Ele reconhecia as limitações de suas próprias realizações. “Não estou dizendo que já obtive tudo isso, que já alcancei a perfeição. Mas prossigo a fim de conquistar essa perfeição para a qual Cristo Jesus me conquistou” (Filipenses 3:12). Mas, ao invés de abatê-lo moralmente, essas constatações o impulsionavam para aquilo que estava diante dele.

  1. Apesar de toda essa modesta (mas saudável) autoavaliação, Paulo ousadamente exorta os coríntios: “Portanto, suplico-lhes que sejam meus imitadores” (1 Coríntios 4:16).
  2. Porém, mais adiante na epístola, ele adiciona uma cláusula importante: “Sejam meus imitadores, como eu sou imitador de Cristo” (1 Coríntios 11:1 – ênfase adicionada).

Expor sua vida como exemplo não era uma exibição de orgulho, pois o que ele era e o que realizara fora por causa de Cristo. Paulo era bem generoso em suas avaliações dos outros e não invejava os dons e sucesso espiritual deles. Ele sentia prazer em associar-se com companheiros da obra, mesmo os jovens, em termos de igualdade. Quem Foi Paulo Na BBlia A humildade não faz parte do programa dos cursos de liderança ao redor do mundo, nos quais a proeminência, a publicidade e a autopromoção se tornam muito importantes. De acordo com Jesus, não deve ser assim entre nós. “Entre vocês, porém, será diferente.

  1. Quem quiser ser o líder entre vocês, que seja servo” (Marcos 10:43).
  2. Paulo seguia de perto os passos de seu Senhor nesse requisito.
  3. O apóstolo, que era altamente estimado pelos outros, vivia em humildade de grande contrição.
  4. Apesar de não se ater ao seu passado, nunca esqueceu que tinha perseguido cruelmente a Igreja de Cristo.

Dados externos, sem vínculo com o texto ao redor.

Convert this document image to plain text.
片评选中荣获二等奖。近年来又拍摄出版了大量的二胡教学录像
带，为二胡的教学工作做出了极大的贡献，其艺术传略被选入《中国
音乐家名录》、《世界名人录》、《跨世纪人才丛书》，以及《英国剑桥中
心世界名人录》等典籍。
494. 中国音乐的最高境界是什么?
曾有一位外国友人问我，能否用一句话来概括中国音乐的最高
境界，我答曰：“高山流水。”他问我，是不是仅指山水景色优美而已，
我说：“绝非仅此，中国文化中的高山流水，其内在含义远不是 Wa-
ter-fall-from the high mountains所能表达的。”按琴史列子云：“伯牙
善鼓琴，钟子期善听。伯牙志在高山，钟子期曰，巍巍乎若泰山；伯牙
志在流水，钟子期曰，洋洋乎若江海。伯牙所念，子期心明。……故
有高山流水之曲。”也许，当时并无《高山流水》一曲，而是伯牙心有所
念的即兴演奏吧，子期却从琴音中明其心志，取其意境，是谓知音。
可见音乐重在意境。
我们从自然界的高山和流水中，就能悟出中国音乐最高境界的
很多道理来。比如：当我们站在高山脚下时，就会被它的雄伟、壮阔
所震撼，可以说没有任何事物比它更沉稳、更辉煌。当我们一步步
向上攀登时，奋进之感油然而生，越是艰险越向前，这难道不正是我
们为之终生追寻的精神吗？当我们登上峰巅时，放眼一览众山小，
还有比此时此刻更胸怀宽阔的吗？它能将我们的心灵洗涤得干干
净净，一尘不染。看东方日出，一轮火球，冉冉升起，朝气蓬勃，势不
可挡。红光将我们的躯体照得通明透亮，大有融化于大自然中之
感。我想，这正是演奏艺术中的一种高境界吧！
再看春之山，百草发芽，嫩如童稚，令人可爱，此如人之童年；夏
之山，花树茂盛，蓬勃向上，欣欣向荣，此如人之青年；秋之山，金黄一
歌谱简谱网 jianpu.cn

E quando lhe disseram que não merecia viver, não argumentou sobre suas declarações. Um constante sentimento de gratidão o mantinha humilde. Não queria maior reputação do que já conseguira. “Se quisesse me orgulhar, não seria insensato de fazê-lo, pois estaria dizendo a verdade. Quem Foi Paulo Na BBlia Um líder é capaz de liderar outros somente porque se autodisciplina. A pessoa que não sabe como sujeitar-se à disciplina imposta pelas circunstâncias, que não sabe obedecer, não será um bom líder — como também aquele que não aprendeu a impor disciplina em sua própria vida.

  1. Aqueles que desprezam as autoridades constituídas legalmente ou segundo as Escrituras, ou se rebelam contra elas, raramente se qualificam para altas posições de liderança.
  2. Paulo impunha a si próprio uma rigorosa disciplina interior em duas áreas: Ele travava uma guerra com seu corpo.
  3. Por isso não corro sem objetivo nem luto como quem dá golpes no ar.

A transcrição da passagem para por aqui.